Sunday, March 1, 2015
1.92% Tax Increase for Average Pelham Residential Property
While Council approved a minimal impact to you and other property tax-payers, we did increase the Town’s level of service and support the ongoing sustainability of our infrastructure.
First, the budget again required Town departments – including the Library – to hold at a zero budget increase while continuing to develop efficiencies and cost savings.
Second, we allowed only “uncontrollable” increases – like for WSIB (Workplace Safety & Insurance Board) coverage, Canada Pension Plan, or insurance premium – and a cost of living adjustment (COLA) equivalent for Staff. (I use the word “equivalent” because over the last 18 months the Town developed a Staff Performance Management system to foster innovation and exceptional service and to discourage mediocre work.)
Third, based on increased service requests from the community, Council approved adding two Equipment Operators to the Public Works department. These new, front-line staff will help the Town maintain our infrastructure and better serve the public. (Applications close March 13 at www.pelham.ca/career-opportunities.)

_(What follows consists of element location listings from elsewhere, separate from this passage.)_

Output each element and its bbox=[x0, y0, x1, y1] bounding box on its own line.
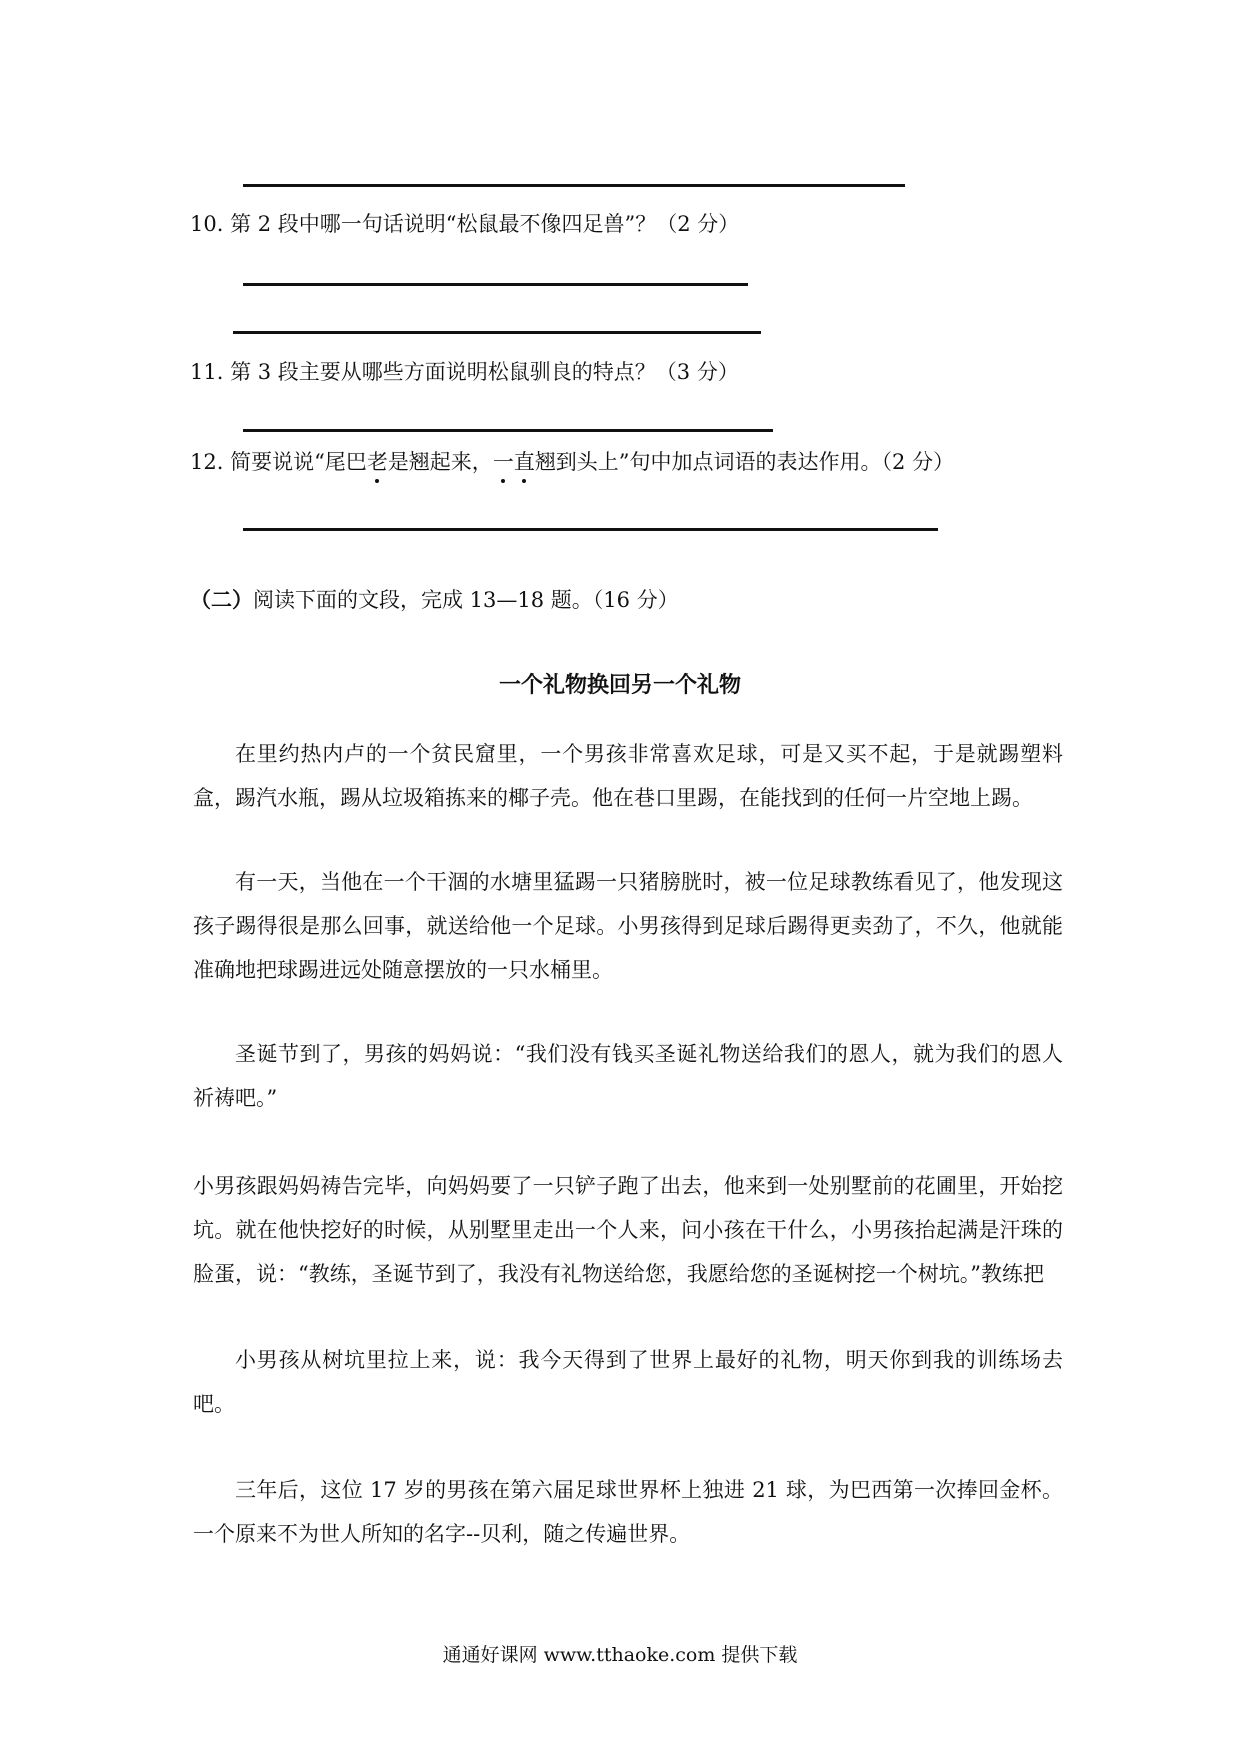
question-12 bbox=[190, 452, 954, 473]
dotted-word: 老 bbox=[366, 450, 388, 474]
answer-line bbox=[243, 528, 938, 531]
section-instruction: 阅读下面的文段，完成 13—18 题。（16 分） bbox=[253, 588, 679, 612]
answer-line bbox=[243, 429, 773, 432]
article-title: 一个礼物换回另一个礼物 bbox=[498, 672, 741, 698]
section-number: （二） bbox=[190, 587, 253, 612]
article-paragraph: 在里约热内卢的一个贫民窟里，一个男孩非常喜欢足球，可是又买不起，于是就踢塑料盒，踢汽水瓶，踢从垃圾箱拣来的椰子壳。他在巷口里踢，在能找到的任何一片空地上踢。 bbox=[193, 742, 1063, 810]
section-heading bbox=[190, 589, 679, 611]
question-10: 10. 第 2 段中哪一句话说明“松鼠最不像四足兽”？（2 分） bbox=[190, 212, 740, 236]
answer-line bbox=[243, 184, 905, 187]
article-paragraph: 三年后，这位 17 岁的男孩在第六届足球世界杯上独进 21 球，为巴西第一次捧回金杯。一个原来不为世人所知的名字--贝利，随之传遍世界。 bbox=[193, 1478, 1063, 1546]
article-paragraph: 圣诞节到了，男孩的妈妈说：“我们没有钱买圣诞礼物送给我们的恩人，就为我们的恩人祈祷吧。” bbox=[193, 1042, 1063, 1110]
question-12-prefix: 12. 简要说说“尾巴 bbox=[190, 450, 367, 474]
question-12-mid: 是翘起来， bbox=[387, 450, 493, 474]
answer-line bbox=[233, 331, 761, 334]
question-12-suffix: 翘到头上”句中加点词语的表达作用。（2 分） bbox=[534, 450, 955, 474]
article-paragraph: 小男孩跟妈妈祷告完毕，向妈妈要了一只铲子跑了出去，他来到一处别墅前的花圃里，开始挖坑。就在他快挖好的时候，从别墅里走出一个人来，问小孩在干什么，小男孩抬起满是汗珠的脸蛋，说：“教练，圣诞节到了，我没有礼物送给您，我愿给您的圣诞树挖一个树坑。”教练把 bbox=[193, 1174, 1063, 1286]
question-11: 11. 第 3 段主要从哪些方面说明松鼠驯良的特点？（3 分） bbox=[190, 360, 739, 384]
footer-credit: 通通好课网 www.tthaoke.com 提供下载 bbox=[442, 1644, 798, 1666]
article-paragraph: 小男孩从树坑里拉上来，说：我今天得到了世界上最好的礼物，明天你到我的训练场去吧。 bbox=[193, 1348, 1063, 1416]
answer-line bbox=[243, 283, 748, 286]
dotted-word: 直 bbox=[513, 450, 535, 474]
article-paragraph: 有一天，当他在一个干涸的水塘里猛踢一只猪膀胱时，被一位足球教练看见了，他发现这孩子踢得很是那么回事，就送给他一个足球。小男孩得到足球后踢得更卖劲了，不久，他就能准确地把球踢进远处随意摆放的一只水桶里。 bbox=[193, 870, 1063, 982]
dotted-word: 一 bbox=[492, 450, 514, 474]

Finally, because of our ongoing commitment to improve Town infrastructure – like roads, sidewalks, and parks – we again added a 5% increase on the transfer to our 2015 capital budget.
As a result of these and other initiatives, Council approved a net budget increase of $336,887 (on a $10,085,969 net budget) or 3.46% BEFORE adjusting for real assessment growth.
Real assessment growth – from new businesses, new homes, or improvements to existing properties – was valued at $98,478 or 1.01%. (This growth has nothing to do with MPAC’s changes in market value assessment of existing properties.)
After accounting for that growth, the net effect on the tax levy will be $238,409 or an overall 2015 Operating Budget increase of 2.45%.
What does that mean for your pocket book, you ask?
Well, the average residential property value for 2015 is expected to be $302,815. If your home and property were assessed at that value, you would be paying an additional $26 – or 1.92% – for a total of $1,381 for the Pelham portion on your property tax bill.
From what we are seeing, Pelham will likely be the lowest or second lowest increase in Niagara again this year.
I will write more about your total property tax impact after Regional Council approves the 2015 rates and ratios later this spring.